Hannaton is one of those kibbutzim that has recently been privatized, but in the past decade has seen a resurgence of young Israeli families coming to live in a shared community. They no longer farm the land or eat in a common dining hall, but they send their kids to the kibbutz school and make major decisions as a community. This is where pluralism comes in. As I mentioned, Judaism is defined by a spectrum of observance when it comes to religion. Some are strictly secular; some go to synagogue but not observe Shabbat (a day of rest); others will carefully follow every rule of Shabbat. Hannaton is unique because it houses all types of Jews, and allows for every form of religious expression. For example, public spaces such as the pool, garden, and synagogue observe the most strict rules of Shabbat, but inside the home, anything goes.

This coexistence, like most, is not easy. While at Hannaton we interviewed a panel of residents who were of varying levels of religiousness.
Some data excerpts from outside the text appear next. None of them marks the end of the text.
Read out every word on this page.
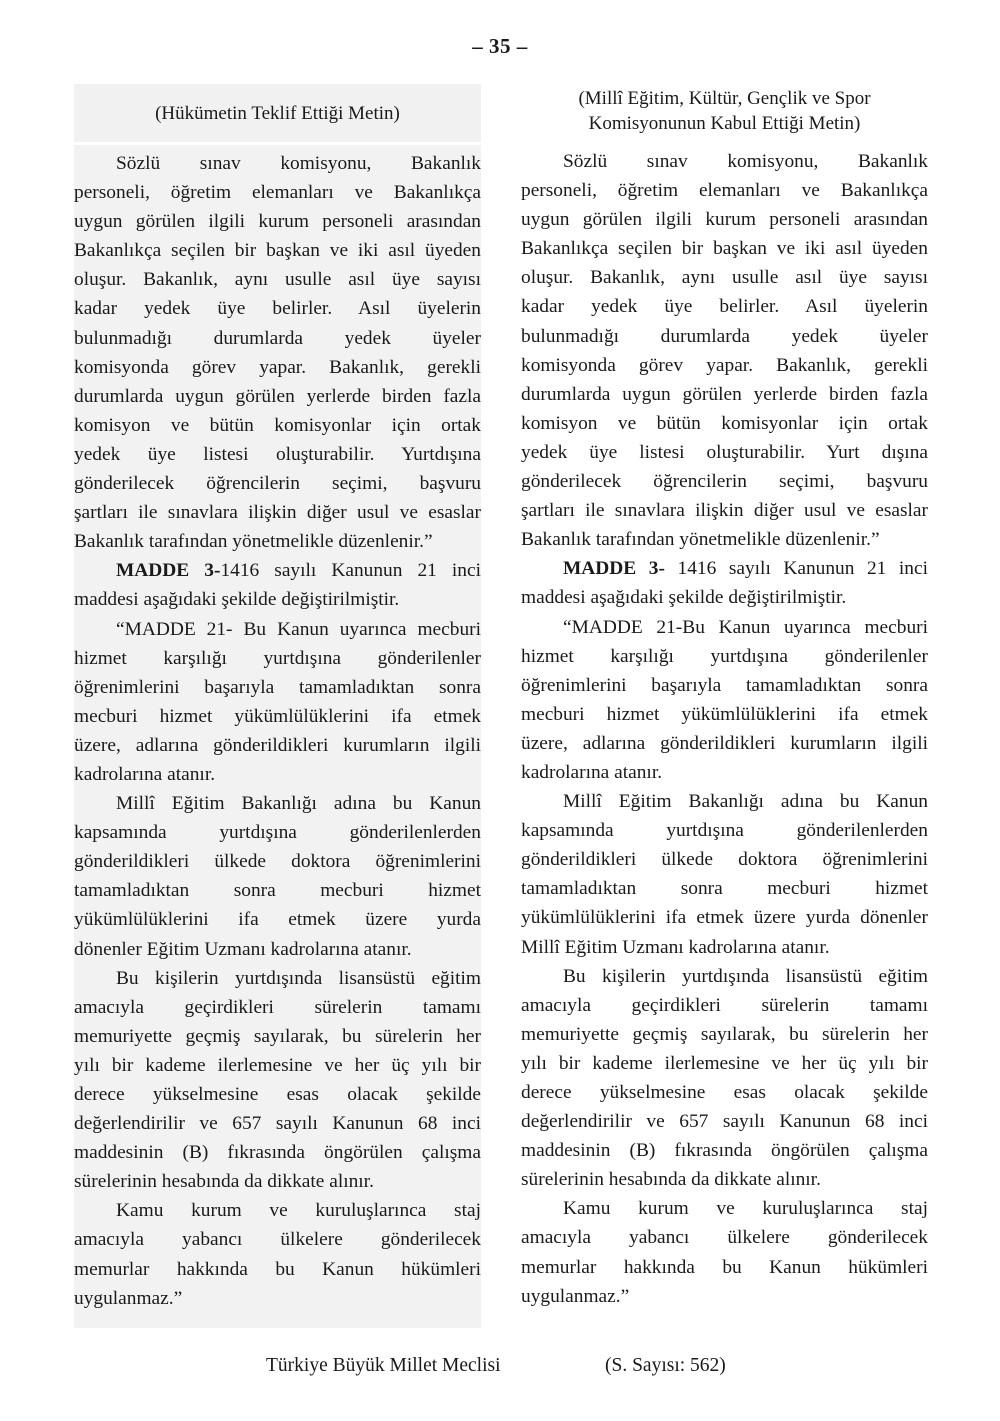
– 35 –
(Hükümetin Teklif Ettiği Metin)
Sözlü sınav komisyonu, Bakanlık
personeli, öğretim elemanları ve Bakanlıkça
uygun görülen ilgili kurum personeli arasından
Bakanlıkça seçilen bir başkan ve iki asıl üyeden
oluşur. Bakanlık, aynı usulle asıl üye sayısı
kadar yedek üye belirler. Asıl üyelerin
bulunmadığı durumlarda yedek üyeler
komisyonda görev yapar. Bakanlık, gerekli
durumlarda uygun görülen yerlerde birden fazla
komisyon ve bütün komisyonlar için ortak
yedek üye listesi oluşturabilir. Yurtdışına
gönderilecek öğrencilerin seçimi, başvuru
şartları ile sınavlara ilişkin diğer usul ve esaslar
Bakanlık tarafından yönetmelikle düzenlenir.”
MADDE 3-1416 sayılı Kanunun 21 inci
maddesi aşağıdaki şekilde değiştirilmiştir.
“MADDE 21- Bu Kanun uyarınca mecburi
hizmet karşılığı yurtdışına gönderilenler
öğrenimlerini başarıyla tamamladıktan sonra
mecburi hizmet yükümlülüklerini ifa etmek
üzere, adlarına gönderildikleri kurumların ilgili
kadrolarına atanır.
Millî Eğitim Bakanlığı adına bu Kanun
kapsamında yurtdışına gönderilenlerden
gönderildikleri ülkede doktora öğrenimlerini
tamamladıktan sonra mecburi hizmet
yükümlülüklerini ifa etmek üzere yurda
dönenler Eğitim Uzmanı kadrolarına atanır.
Bu kişilerin yurtdışında lisansüstü eğitim
amacıyla geçirdikleri sürelerin tamamı
memuriyette geçmiş sayılarak, bu sürelerin her
yılı bir kademe ilerlemesine ve her üç yılı bir
derece yükselmesine esas olacak şekilde
değerlendirilir ve 657 sayılı Kanunun 68 inci
maddesinin (B) fıkrasında öngörülen çalışma
sürelerinin hesabında da dikkate alınır.
Kamu kurum ve kuruluşlarınca staj
amacıyla yabancı ülkelere gönderilecek
memurlar hakkında bu Kanun hükümleri
uygulanmaz.”
(Millî Eğitim, Kültür, Gençlik ve Spor
Komisyonunun Kabul Ettiği Metin)
Sözlü sınav komisyonu, Bakanlık
personeli, öğretim elemanları ve Bakanlıkça
uygun görülen ilgili kurum personeli arasından
Bakanlıkça seçilen bir başkan ve iki asıl üyeden
oluşur. Bakanlık, aynı usulle asıl üye sayısı
kadar yedek üye belirler. Asıl üyelerin
bulunmadığı durumlarda yedek üyeler
komisyonda görev yapar. Bakanlık, gerekli
durumlarda uygun görülen yerlerde birden fazla
komisyon ve bütün komisyonlar için ortak
yedek üye listesi oluşturabilir. Yurt dışına
gönderilecek öğrencilerin seçimi, başvuru
şartları ile sınavlara ilişkin diğer usul ve esaslar
Bakanlık tarafından yönetmelikle düzenlenir.”
MADDE 3- 1416 sayılı Kanunun 21 inci
maddesi aşağıdaki şekilde değiştirilmiştir.
“MADDE 21-Bu Kanun uyarınca mecburi
hizmet karşılığı yurtdışına gönderilenler
öğrenimlerini başarıyla tamamladıktan sonra
mecburi hizmet yükümlülüklerini ifa etmek
üzere, adlarına gönderildikleri kurumların ilgili
kadrolarına atanır.
Millî Eğitim Bakanlığı adına bu Kanun
kapsamında yurtdışına gönderilenlerden
gönderildikleri ülkede doktora öğrenimlerini
tamamladıktan sonra mecburi hizmet
yükümlülüklerini ifa etmek üzere yurda dönenler
Millî Eğitim Uzmanı kadrolarına atanır.
Bu kişilerin yurtdışında lisansüstü eğitim
amacıyla geçirdikleri sürelerin tamamı
memuriyette geçmiş sayılarak, bu sürelerin her
yılı bir kademe ilerlemesine ve her üç yılı bir
derece yükselmesine esas olacak şekilde
değerlendirilir ve 657 sayılı Kanunun 68 inci
maddesinin (B) fıkrasında öngörülen çalışma
sürelerinin hesabında da dikkate alınır.
Kamu kurum ve kuruluşlarınca staj
amacıyla yabancı ülkelere gönderilecek
memurlar hakkında bu Kanun hükümleri
uygulanmaz.”
Türkiye Büyük Millet Meclisi	(S. Sayısı: 562)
They all cited instances of religious conflict, mostly having to do with education—when opening their kindergarten, there was intense disagreement over whether the school should be secular or religious. The issue was decided by a democratic vote, leaving many in the minority unhappy. But they emphasized that this kind of struggle was why they chose Hannaton. They valued the opportunity to be part of a diverse community, one that did not value one type of Jew over another. And, because it is privatized, Hannaton no longer values one type of work over another; community members work in a variety of fields, from medicine to law to education and yes, still agriculture. The important thing is no longer that everyone contribute to the kibbutz with labor, but that they contribute their time and energy to building a strong community.

These are just two examples of how coexistence plays out successfully. But I believe they can be guides for coexistence efforts to come. The Druze are a peaceful people that cherish community above all else, and for the most part, keep to themselves in small villages. But they espouse intense nationalistic values, and give their lives to keep Israel—or wherever they live—safe and successful. In return, the Druze live in peace and prosperity, incurring the benefits like all Israeli citizens, regardless of if they are Jewish or not. And on the other hand, Hannaton residents also represent diverse beliefs but, by virtue of the community in which they live, must overcome religious conflict for the good of the group. By putting coexistence above self-interest, they find ways to make pluralism work.

Both communities make sacrifices for coexistence; that is the nature of the beauty (and beast) we call diversity. But in doing so, they find incredible success in a shared dynamic. Throughout the trip, I was struck by the humility and sheer, unabashed honesty that each community had in sharing their struggles. The individual recognized that his identity was not the only one, and that even though he lived in a community, he did not have to compromise his values in order to allow others to fulfill theirs. When exactly did we forget this?

Whenever it was in our history, I’m thankful that we have communities like Yanuch and Hannaton to offer a reminder.

The whole group at DeGanya, the nation’s first kibbutz.